Une partie des subsides octroyés à Bruxelles Propreté par la Région bruxelloise représente une aide d'Etat illégale, relève mardi L'Echo sur base d'un jugement du tribunal de première instance de Bruxelles. La Région doit suspendre ses versements à hauteur de 20%, soit un manque à gagner de 30 millions d'euros pour l'agence bruxelloise de gestion des déchets. L'affaire était portée par la Fédération professionnelle des entreprises de droit privé actives dans la collecte, le tri et le recyclage des déchets et par cinq entreprises privées, écrit L'Echo.

Pour la collecte des déchets ménagers, Bruxelles Propreté jouit d'un monopole de fait et dispose de subsides publics régionaux. Ce n'est pas le cas pour la collecte de déchets non ménagers pour lequel elle entre en concurrence avec le secteur privé. Or, les plaignants estiment que Bruxelles Propreté utilise une partie des subsides reçus pour offrir des prix inférieurs aux prix du marché sur le segment de la collecte de déchets non ménagers.

S'estimant victimes d'une distorsion de concurrence, ils ont argué que Bruxelles Propreté est incapable de faire état d'une comptabilité distincte pour les deux activités. Et l'agence a refusé d'ouvrir ses comptes. Les juges ont donc estimé qu'elle bénéficiait d'un avantage économique par rapport à ses concurrents privés.

En 2015, les collectes des déchets non ménagers auraient permis à Bruxelles Propreté de décrocher plus de 17.000 contrats correspondant à un chiffre d'affaires d'un peu plus de 17 millions d'euros.

"L'opacité sanctionnée", clame Ecolo

"Bruxelles-Propreté aura donc été dans l'incapacité de démontrer ne pas utiliser sa dotation régionale pour financer ses activités commerciales. Pire, le tribunal relève que l'Agence n'a même pas daigné ouvrir ses comptes dans le cadre de la procédure et est de toute façon incapable de distinguer, même dans sa comptabilité analytique, les coûts liés à ses activités commerciales par manque de contrôle des quantités réellement collectées. On croit rêver !", déplore le député bruxellois Arnaud Pinxteren (Ecolo).

Selon lui, ce jugement condamne fermement 15 ans d'opacité comptable et organisationnelle de l'Agence Bruxelles-Propreté. "Cela fait bientôt 10 ans que Bruxelles-Propreté connaît les risques. La responsabilité de la direction et des Ministres socialistes qui se sont relayés à la tête de cette entreprise publique est écrasante.
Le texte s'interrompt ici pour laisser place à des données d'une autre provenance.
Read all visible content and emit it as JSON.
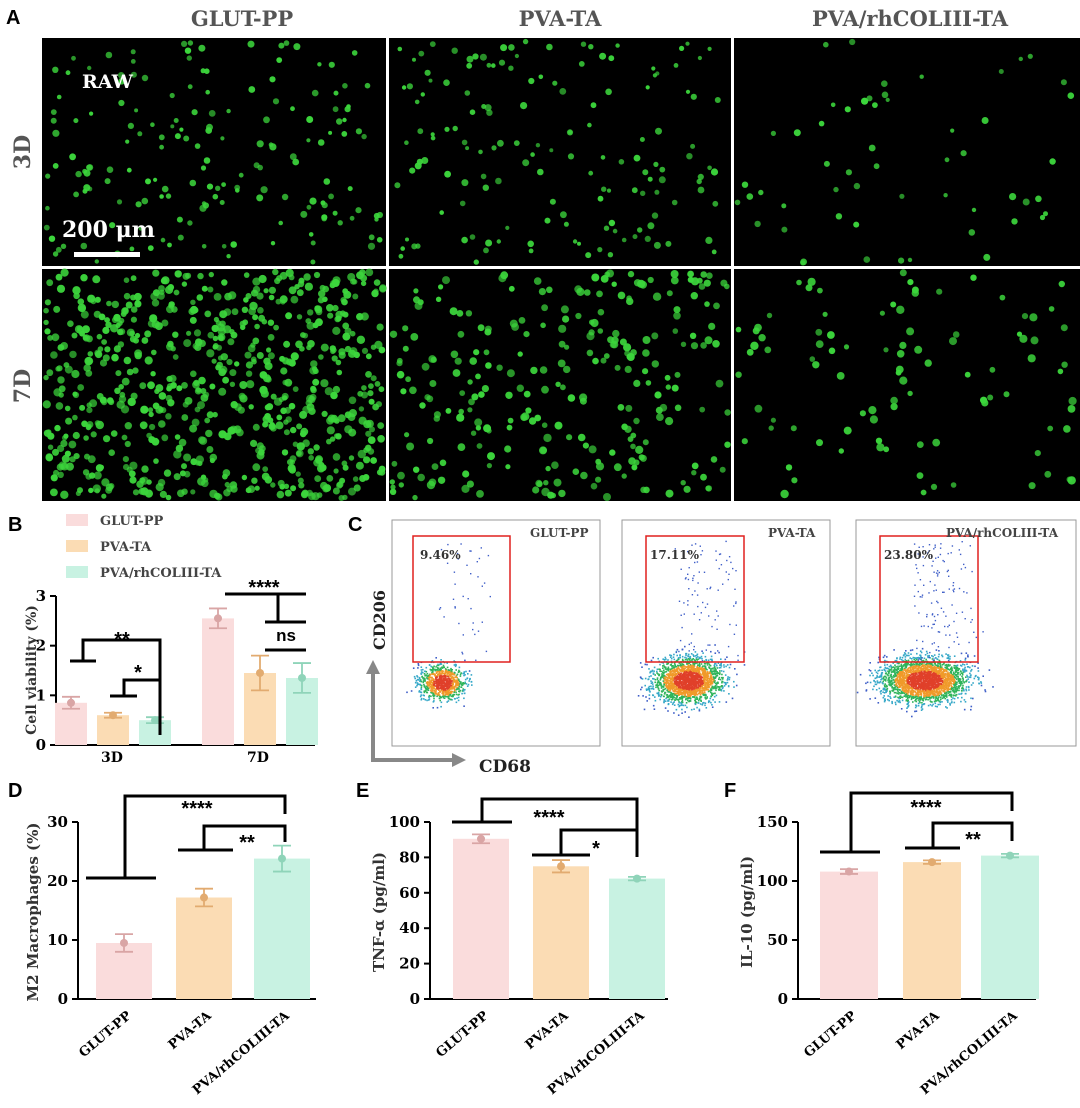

Leur inaction coupable risque aujourd'hui de coûter cher aux travailleurs de l'Agence comme aux Bruxellois. L’impact financier de cette décision aura des répercussions tant sur la qualité des services assurés par l’ABP que sur le portefeuille des Bruxellois", regrette-t-il, soulignant que la décision du tribunal a pour effet immédiat de raboter la dotation publique à Bruxelles Propreté de 34 millions d’euros par an.